The tragic effects continue today, as Minnesota’s Black parents are haunted by the killing of our Black children at the hands of law enforcement. Police brutality is traumatic for entire communities, harming pregnant people and families. Our research shows that here in Minneapolis, pregnant people who live in neighborhoods with disproportionate police presence are at greater risk of giving birth to babies too soon (before 37 weeks gestation), putting them at risk for a host of serious short and long-term challenges.

Minnesotans — and the entire United States — face a maternal health crisis. Nationally, maternal morbidity and mortality rates are rising. Maternal mortality rates in the United States now exceed that of any other developed country; our maternal death rates are on par with Saudi Arabia, Latvia, and Uruguay.

Katy Backes Kozhimannil
Katy Backes Kozhimannil
Yet the shame of international comparison obscures the deeply unjust inequities in maternal mortality among historically marginalized communities. Nationally, Black, Indigenous, poor and rural people face greater risks during pregnancy, childbirth and postpartum. A focus on ensuring the safety and vitality of Black and Indigenous communities is urgently needed here in Minnesota and across the country.

On Tuesday, Dec. 7, the White House announced the first ever Day of Maternal Health Action, highlighting commitments that the federal government, private sector and Congress have made to improve maternal health and reduce inequities. For example, the federal Build Back Better Act invests in mothers.  It includes a provision that would extend pregnancy-related Medicaid coverage for a year after childbirth, reducing insurance disruptions that are common among low-income postpartum people.  The Build Better Act includes provisions from the Black Maternal Health Momnibus Act, which would expand and diversify the perinatal workforce, address the social determinants of health, invest in research and data collection and expand access to digital health tools.

Rachel R. Hardeman
Rachel R. Hardeman
In Minnesota, the Dignity Pregnancy and Childbirth Act will support antiracism and anti-bias training for maternity care clinicians across the state. But more work is needed. It is essential that efforts to support racial justice here in Minnesota include investments directly in the communities most affected by poor outcomes — Black and Indigenous people — and to ensure representation by those groups in decisions. Racial justice is not possible without reproductive justice, and passing the Protect Reproductive Options Act (PRO Act), which establishes Minnesotans’ fundamental right to make their own decisions about their reproductive health care, is a necessary step to improve maternal and infant health. Pending Supreme Court decisions threaten to undermine the constitutional right to abortion, so states must act.

Maternal death disrupts the cycle of life in a way that is deep, violent, tragic and destructive; it affects us across generations. Personally, our life and work are shaped by the memory of those we have lost. We are all touched by the historical traumas our ancestors have faced.

Our legacy toward Black and Indigenous families in Minnesota does not need to be defined by the words of Henry Sibley.
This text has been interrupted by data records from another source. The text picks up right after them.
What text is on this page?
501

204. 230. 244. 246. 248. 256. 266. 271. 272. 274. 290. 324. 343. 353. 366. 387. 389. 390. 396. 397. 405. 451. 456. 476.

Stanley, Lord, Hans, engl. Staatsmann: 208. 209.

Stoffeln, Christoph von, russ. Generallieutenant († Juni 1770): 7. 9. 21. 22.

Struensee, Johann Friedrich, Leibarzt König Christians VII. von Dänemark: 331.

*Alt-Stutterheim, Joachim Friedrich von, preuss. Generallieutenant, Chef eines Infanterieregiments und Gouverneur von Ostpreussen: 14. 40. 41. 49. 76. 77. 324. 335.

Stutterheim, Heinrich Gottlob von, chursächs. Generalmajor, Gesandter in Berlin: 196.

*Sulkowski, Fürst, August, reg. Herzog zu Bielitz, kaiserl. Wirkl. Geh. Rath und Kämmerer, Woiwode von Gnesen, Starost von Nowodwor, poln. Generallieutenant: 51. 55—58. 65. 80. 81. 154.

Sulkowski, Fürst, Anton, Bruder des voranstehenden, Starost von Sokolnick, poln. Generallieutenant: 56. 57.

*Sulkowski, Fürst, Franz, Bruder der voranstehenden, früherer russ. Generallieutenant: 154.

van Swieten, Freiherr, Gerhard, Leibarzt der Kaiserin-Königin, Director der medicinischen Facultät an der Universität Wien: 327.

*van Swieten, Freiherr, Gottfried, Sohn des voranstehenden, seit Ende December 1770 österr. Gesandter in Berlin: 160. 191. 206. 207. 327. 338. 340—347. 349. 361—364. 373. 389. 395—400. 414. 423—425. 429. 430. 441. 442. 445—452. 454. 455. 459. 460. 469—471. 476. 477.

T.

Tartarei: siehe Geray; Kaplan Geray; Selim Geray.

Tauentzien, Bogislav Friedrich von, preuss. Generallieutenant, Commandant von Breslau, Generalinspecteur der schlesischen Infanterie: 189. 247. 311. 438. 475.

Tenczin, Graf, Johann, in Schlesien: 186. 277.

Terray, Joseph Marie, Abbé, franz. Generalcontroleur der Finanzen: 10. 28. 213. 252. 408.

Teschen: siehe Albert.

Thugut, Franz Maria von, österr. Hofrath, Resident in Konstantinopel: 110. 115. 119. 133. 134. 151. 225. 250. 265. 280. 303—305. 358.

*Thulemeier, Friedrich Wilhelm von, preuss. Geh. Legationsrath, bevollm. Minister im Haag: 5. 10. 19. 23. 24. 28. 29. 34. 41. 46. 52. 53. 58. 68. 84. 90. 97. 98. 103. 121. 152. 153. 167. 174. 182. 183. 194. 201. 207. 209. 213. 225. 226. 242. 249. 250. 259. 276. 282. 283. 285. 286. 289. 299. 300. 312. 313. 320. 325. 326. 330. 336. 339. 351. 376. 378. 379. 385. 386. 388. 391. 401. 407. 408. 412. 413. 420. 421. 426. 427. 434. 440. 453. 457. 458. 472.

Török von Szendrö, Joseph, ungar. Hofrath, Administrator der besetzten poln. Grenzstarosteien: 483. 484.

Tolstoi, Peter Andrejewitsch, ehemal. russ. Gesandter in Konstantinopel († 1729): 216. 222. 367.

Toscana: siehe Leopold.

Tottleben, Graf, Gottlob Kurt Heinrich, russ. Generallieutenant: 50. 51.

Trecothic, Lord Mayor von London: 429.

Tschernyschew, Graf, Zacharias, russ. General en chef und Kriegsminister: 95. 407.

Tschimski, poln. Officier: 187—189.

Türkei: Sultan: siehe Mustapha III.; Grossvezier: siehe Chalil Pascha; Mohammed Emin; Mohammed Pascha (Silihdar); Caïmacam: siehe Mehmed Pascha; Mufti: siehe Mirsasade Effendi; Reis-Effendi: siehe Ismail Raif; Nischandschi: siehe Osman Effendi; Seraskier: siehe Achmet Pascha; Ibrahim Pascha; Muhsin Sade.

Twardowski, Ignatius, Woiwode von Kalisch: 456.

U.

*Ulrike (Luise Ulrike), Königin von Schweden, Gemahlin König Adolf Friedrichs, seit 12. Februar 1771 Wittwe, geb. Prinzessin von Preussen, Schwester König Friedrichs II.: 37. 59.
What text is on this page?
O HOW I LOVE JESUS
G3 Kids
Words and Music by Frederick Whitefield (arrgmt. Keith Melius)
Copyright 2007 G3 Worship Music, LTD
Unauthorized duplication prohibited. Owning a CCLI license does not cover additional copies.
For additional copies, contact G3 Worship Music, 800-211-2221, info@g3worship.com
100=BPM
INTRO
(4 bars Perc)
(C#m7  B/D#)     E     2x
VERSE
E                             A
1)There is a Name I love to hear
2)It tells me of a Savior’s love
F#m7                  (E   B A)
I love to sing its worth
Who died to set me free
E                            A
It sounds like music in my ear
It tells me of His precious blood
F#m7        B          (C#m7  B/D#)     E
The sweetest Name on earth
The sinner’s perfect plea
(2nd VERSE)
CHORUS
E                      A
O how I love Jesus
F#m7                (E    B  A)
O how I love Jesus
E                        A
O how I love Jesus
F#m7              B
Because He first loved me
Minnesota’s racial inequities in maternal mortality demonstrate that historical trends persist into contemporary reality. But the time for change is now. The health and well-being of pregnant Minnesotans and their families should not be “beyond any touch of mercy.”

Katy Backes Kozhimannil, PhD, is Distinguished McKnight University Professor at the University of Minnesota School of Public Health, director of the University of Minnesota Rural Health Research Center and Rural Health Program, and senior adviser to the Center for Antiracism Research for Health Equity. Rachel R. Hardeman, PhD, MPH, is Blue Cross Endowed Professor of Health and Racial Equity and founding director of the Center for Antiracism Research for Health Equity at the University of Minnesota School of Public Health and a 2021 Bush Fellow.